When you think of commodities trading, there are a few different ways that you can go about it. You can trade the physical commodity itself, you can trade futures contracts, or you can trade CFDs (contracts for difference). All of these have their own advantages and disadvantages.


So you want to trade commodities as CFDs? In this guide we share all the vital factors you must know to get started.


What are commodities?

Commodities are physical items used in the production or distribution of goods and services. They can be traded on global markets and include oil, metals, agricultural produce and livestock.


How do commodities work?

Commodities are bought and sold through futures contracts. A futures contract is an agreement between two parties to buy or sell a commodity at a set price on a date in the future. Futures contracts are traded on exchanges, just like stocks and currencies.


Why trade commodities?

There are multiple reasons why traders choose to trade commodities. One of the biggest attractions is that they are traded 24 hours a day, five days a week. This means you can open trades during market hours, close them before the markets shut and then reopen them again first thing on Monday morning if desired.


Trading commodities has other advantages over trading other financial instruments. They tend to be less volatile than stocks and currencies, meaning your money is more likely to remain safe while you sit out periods of volatility through price retracement. You can also reduce your risk by diversifying across multiple commodities at once.


How do I start trading commodities as CFDs?

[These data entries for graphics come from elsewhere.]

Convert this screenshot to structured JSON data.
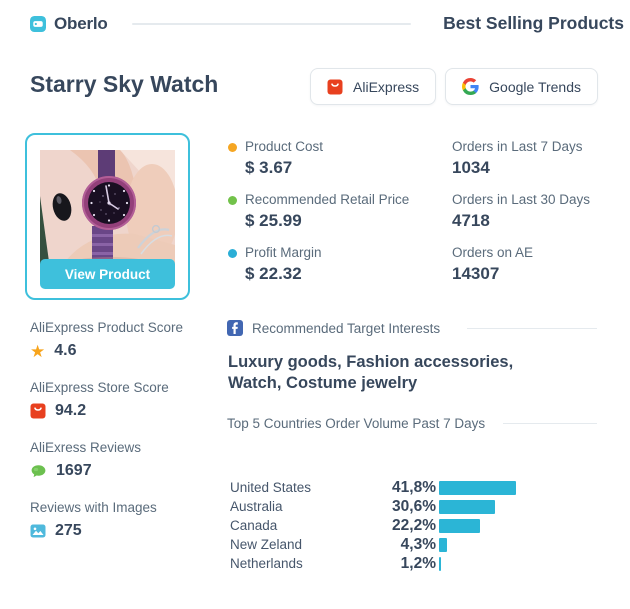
{
  "header": {
    "brand": "Oberlo",
    "title": "Best Selling Products"
  },
  "product": {
    "name": "Starry Sky Watch",
    "buttons": [
      {
        "label": "AliExpress"
      },
      {
        "label": "Google Trends"
      }
    ],
    "view_button": "View Product"
  },
  "pricing": [
    {
      "label": "Product Cost",
      "value": "$ 3.67"
    },
    {
      "label": "Recommended Retail Price",
      "value": "$ 25.99"
    },
    {
      "label": "Profit Margin",
      "value": "$ 22.32"
    }
  ],
  "orders": [
    {
      "label": "Orders in Last 7 Days",
      "value": "1034"
    },
    {
      "label": "Orders in Last 30 Days",
      "value": "4718"
    },
    {
      "label": "Orders on AE",
      "value": "14307"
    }
  ],
  "scores": [
    {
      "label": "AliExpress Product Score",
      "value": "4.6",
      "icon": "star-icon"
    },
    {
      "label": "AliExpress Store Score",
      "value": "94.2",
      "icon": "aliexpress-icon"
    },
    {
      "label": "AliExress Reviews",
      "value": "1697",
      "icon": "chat-icon"
    },
    {
      "label": "Reviews with Images",
      "value": "275",
      "icon": "image-icon"
    }
  ],
  "interests": {
    "heading": "Recommended Target Interests",
    "text": "Luxury goods, Fashion accessories, Watch, Costume jewelry"
  },
  "chart_data": {
    "type": "bar",
    "orientation": "horizontal",
    "title": "Top 5 Countries Order Volume Past 7 Days",
    "categories": [
      "United States",
      "Australia",
      "Canada",
      "New Zeland",
      "Netherlands"
    ],
    "values": [
      41.8,
      30.6,
      22.2,
      4.3,
      1.2
    ],
    "value_labels": [
      "41,8%",
      "30,6%",
      "22,2%",
      "4,3%",
      "1,2%"
    ],
    "bar_color": "#2BB5D6",
    "xlim": [
      0,
      45
    ],
    "grid": false,
    "legend": false
  },
  "colors": {
    "accent": "#3EC0DC",
    "bar": "#2BB5D6",
    "navy": "#37475C",
    "label": "#5A6B7B",
    "line": "#E5EAEE",
    "border": "#E1E6EA",
    "dotOrange": "#F5A623",
    "dotGreen": "#72C24A",
    "dotBlue": "#2BAED6",
    "facebook": "#4267B2",
    "star": "#F7A41C",
    "aeRed": "#E8401F",
    "chatGreen": "#6CC04F",
    "imgBlue": "#4FB9DC"
  }
}
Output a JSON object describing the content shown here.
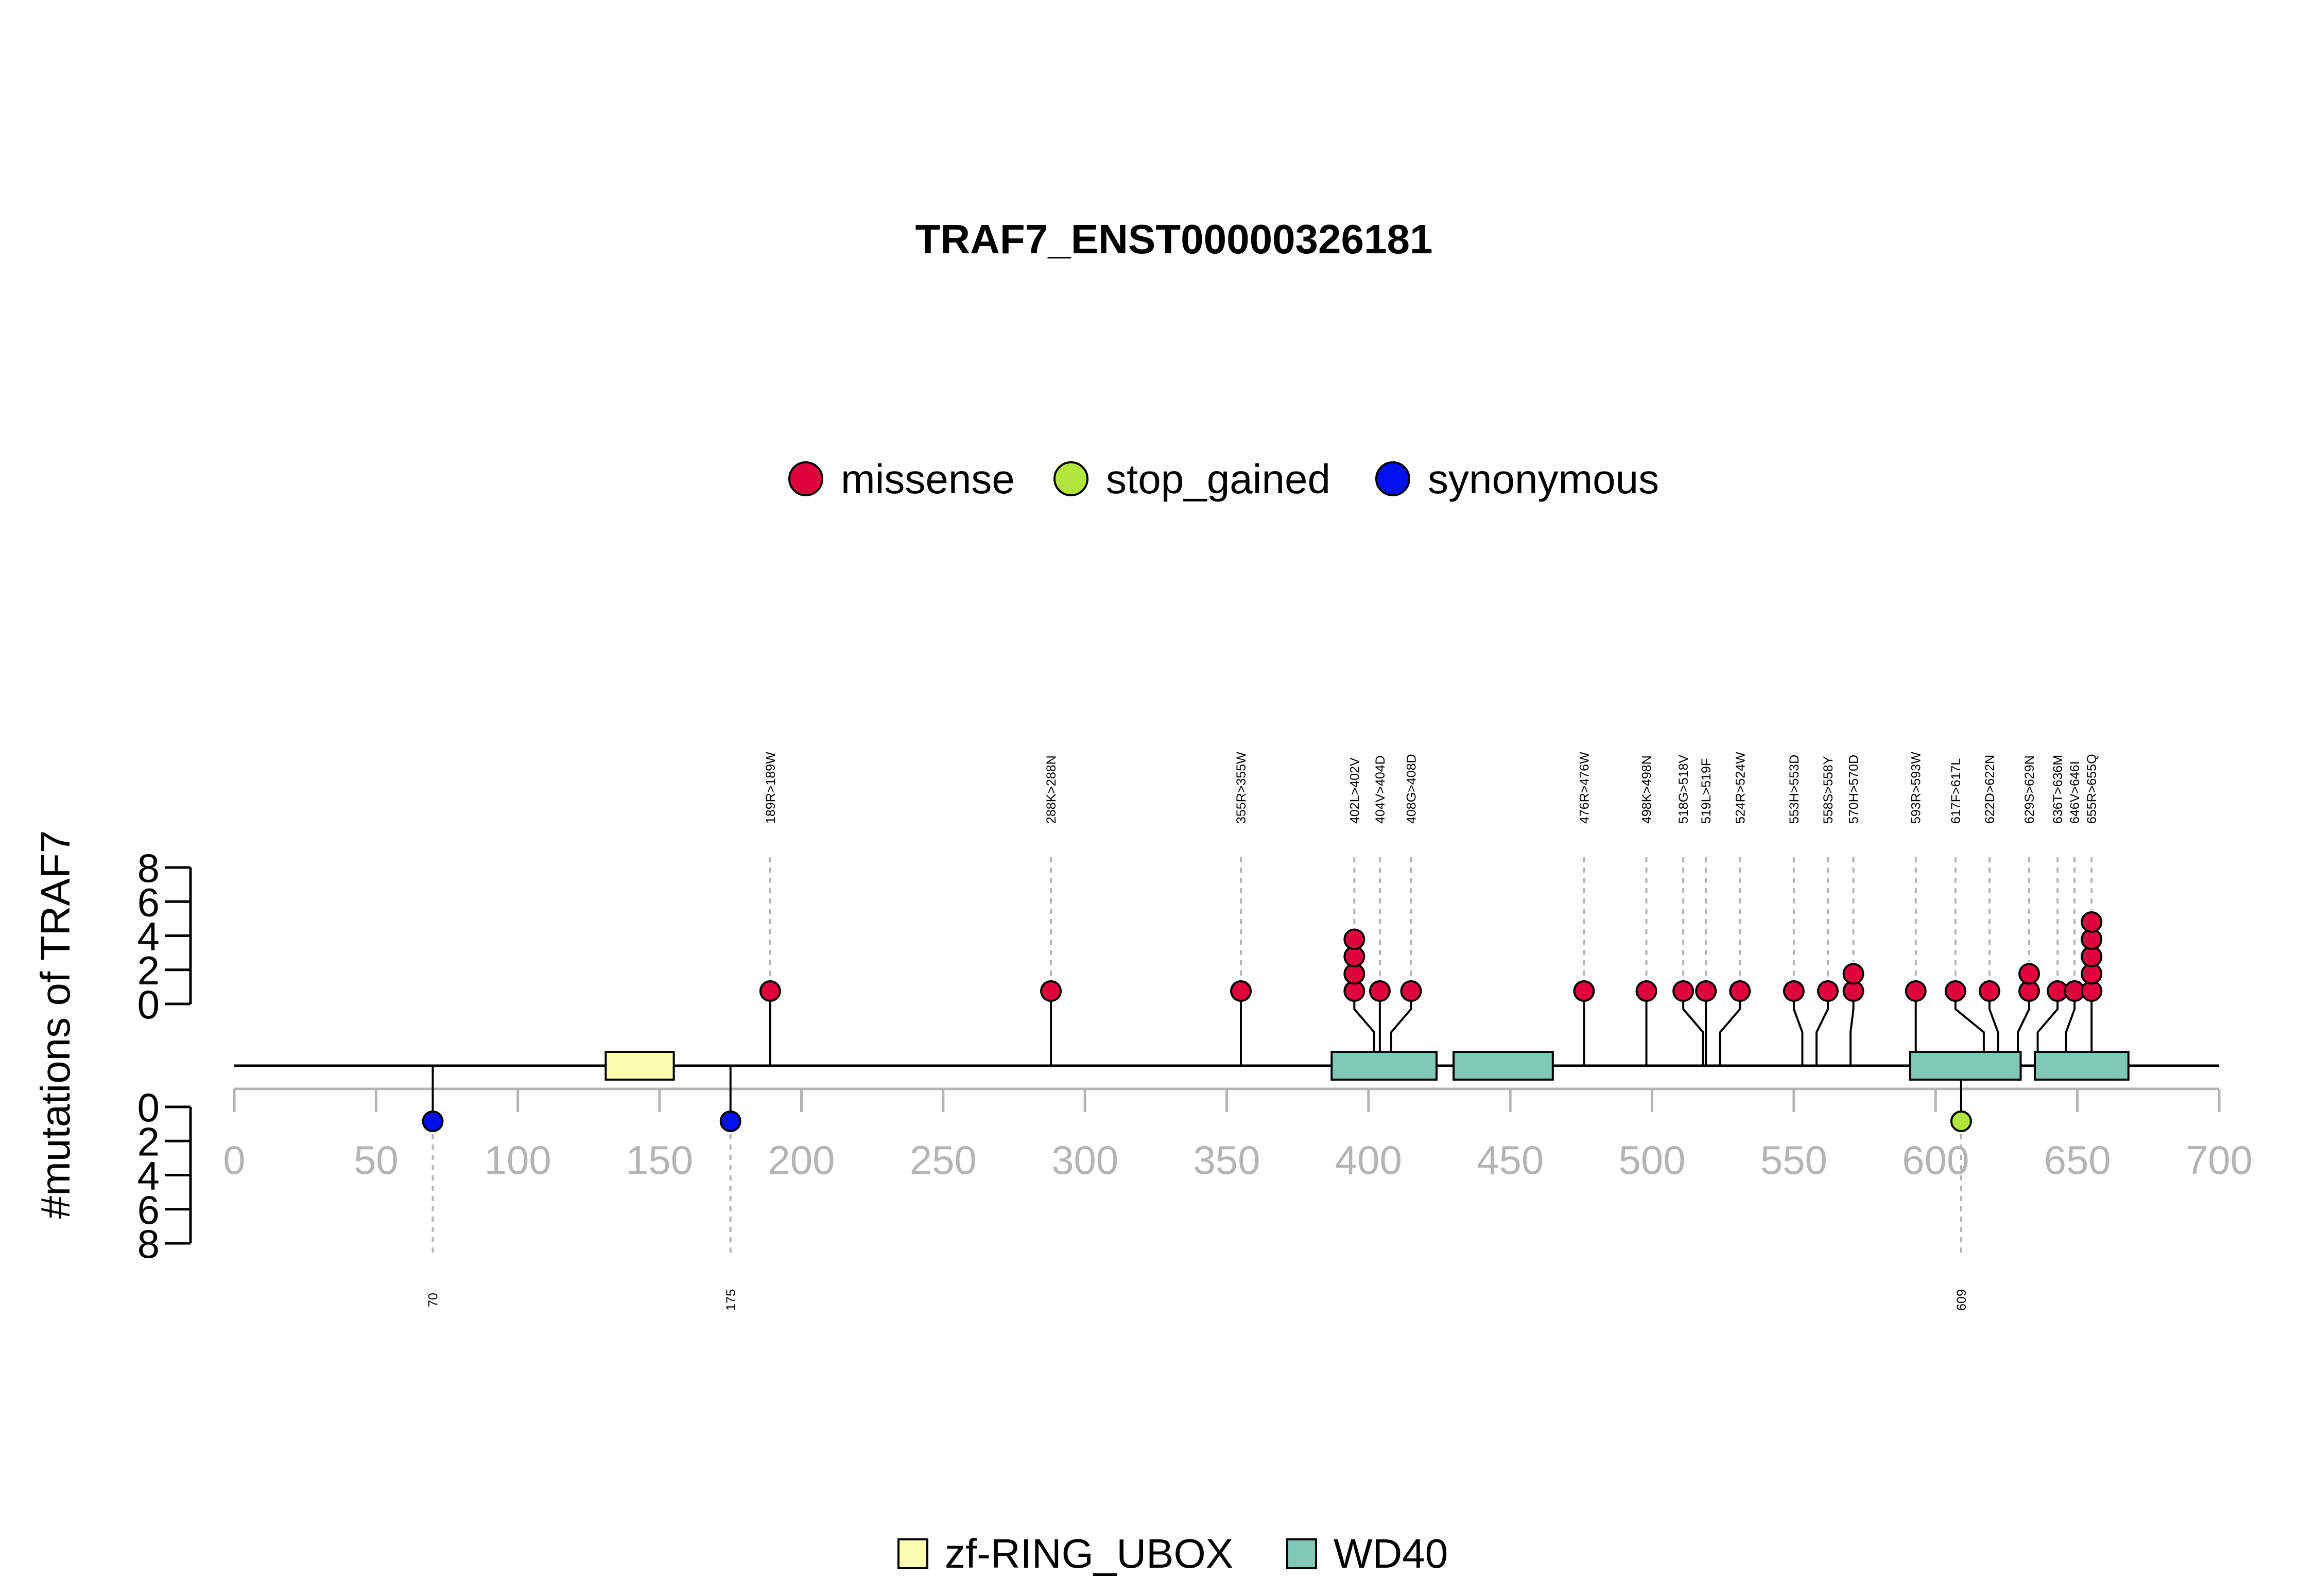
{
  "chart_data": {
    "type": "lollipop",
    "title": "TRAF7_ENST00000326181",
    "ylabel": "#mutations of TRAF7",
    "xlim": [
      0,
      700
    ],
    "x_ticks": [
      "0",
      "50",
      "100",
      "150",
      "200",
      "250",
      "300",
      "350",
      "400",
      "450",
      "500",
      "550",
      "600",
      "650",
      "700"
    ],
    "y_ticks": [
      "0",
      "2",
      "4",
      "6",
      "8"
    ],
    "ylim": [
      0,
      8
    ],
    "legend": [
      {
        "name": "missense",
        "color": "#e0003c"
      },
      {
        "name": "stop_gained",
        "color": "#b2e63c"
      },
      {
        "name": "synonymous",
        "color": "#0010f0"
      }
    ],
    "domain_legend": [
      {
        "name": "zf-RING_UBOX",
        "color": "#fefeb0"
      },
      {
        "name": "WD40",
        "color": "#7fc9b6"
      }
    ],
    "domains": [
      {
        "name": "zf-RING_UBOX",
        "start": 131,
        "end": 155
      },
      {
        "name": "WD40",
        "start": 387,
        "end": 424
      },
      {
        "name": "WD40",
        "start": 430,
        "end": 465
      },
      {
        "name": "WD40",
        "start": 591,
        "end": 630
      },
      {
        "name": "WD40",
        "start": 635,
        "end": 668
      }
    ],
    "upper_mutations": [
      {
        "label": "189R>189W",
        "position": 189,
        "count": 1,
        "type": "missense"
      },
      {
        "label": "288K>288N",
        "position": 288,
        "count": 1,
        "type": "missense"
      },
      {
        "label": "355R>355W",
        "position": 355,
        "count": 1,
        "type": "missense"
      },
      {
        "label": "402L>402V",
        "position": 402,
        "count": 4,
        "type": "missense"
      },
      {
        "label": "404V>404D",
        "position": 404,
        "count": 1,
        "type": "missense"
      },
      {
        "label": "408G>408D",
        "position": 408,
        "count": 1,
        "type": "missense"
      },
      {
        "label": "476R>476W",
        "position": 476,
        "count": 1,
        "type": "missense"
      },
      {
        "label": "498K>498N",
        "position": 498,
        "count": 1,
        "type": "missense"
      },
      {
        "label": "518G>518V",
        "position": 518,
        "count": 1,
        "type": "missense"
      },
      {
        "label": "519L>519F",
        "position": 519,
        "count": 1,
        "type": "missense"
      },
      {
        "label": "524R>524W",
        "position": 524,
        "count": 1,
        "type": "missense"
      },
      {
        "label": "553H>553D",
        "position": 553,
        "count": 1,
        "type": "missense"
      },
      {
        "label": "558S>558Y",
        "position": 558,
        "count": 1,
        "type": "missense"
      },
      {
        "label": "570H>570D",
        "position": 570,
        "count": 2,
        "type": "missense"
      },
      {
        "label": "593R>593W",
        "position": 593,
        "count": 1,
        "type": "missense"
      },
      {
        "label": "617F>617L",
        "position": 617,
        "count": 1,
        "type": "missense"
      },
      {
        "label": "622D>622N",
        "position": 622,
        "count": 1,
        "type": "missense"
      },
      {
        "label": "629S>629N",
        "position": 629,
        "count": 2,
        "type": "missense"
      },
      {
        "label": "636T>636M",
        "position": 636,
        "count": 1,
        "type": "missense"
      },
      {
        "label": "646V>646I",
        "position": 646,
        "count": 1,
        "type": "missense"
      },
      {
        "label": "655R>655Q",
        "position": 655,
        "count": 5,
        "type": "missense"
      }
    ],
    "lower_mutations": [
      {
        "label": "70",
        "position": 70,
        "count": 1,
        "type": "synonymous"
      },
      {
        "label": "175",
        "position": 175,
        "count": 1,
        "type": "synonymous"
      },
      {
        "label": "609",
        "position": 609,
        "count": 1,
        "type": "stop_gained"
      }
    ]
  }
}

There are several things you should consider when buying or selling futures contracts:

  • Contract size – each contract will be for a different amount of the underlying product. For example, one wheat contract will be for 5,000 bushels (several products used as a measure to trade commodities), while one gold contract will require 100 troy ounces (equivalent to 31.1034768 grams)
  • Daily Margin – this is an additional percentage set by your broker to cover potential losses on open positions during price fluctuation. It is expressed as a percentage and must be met for you to avoid having your position automatically closed by your broker.
  • Price limits are two types of limits; entry limits and exit limits. Entry limit orders only allow the purchase of contracts when they have reached a specific price, while exit limit orders dictate the minimum price at which a trader is willing to sell their contracts.
  • Trading hours – each commodity has its specific trading hours, found on most exchanges’ websites.
  • Delivery months – when selecting a futures contract to trade, you must decide whether you want to buy or sell the contract for the near (current) month, the next month or an even further out month. The further out you go, the more money you will need to commit to the trade.


Once you have chosen all of the above criteria, it’s time to place your order. You will need to specify:


– The type of order (buy or sell)- The contract size

– The number of contracts you want to trade

– The price at which you are willing to buy/sell

– The delivery month

– The type of limit order (entry or exit)


Bear in mind that some brokers will not allow all types of orders, so it’s always best to check before placing your trade.


Bottom line

Now that you know everything you need to know about trading commodities as CFDs, it’s time to get started! But remember, it’s always important to do your own research before investing any money. Good luck!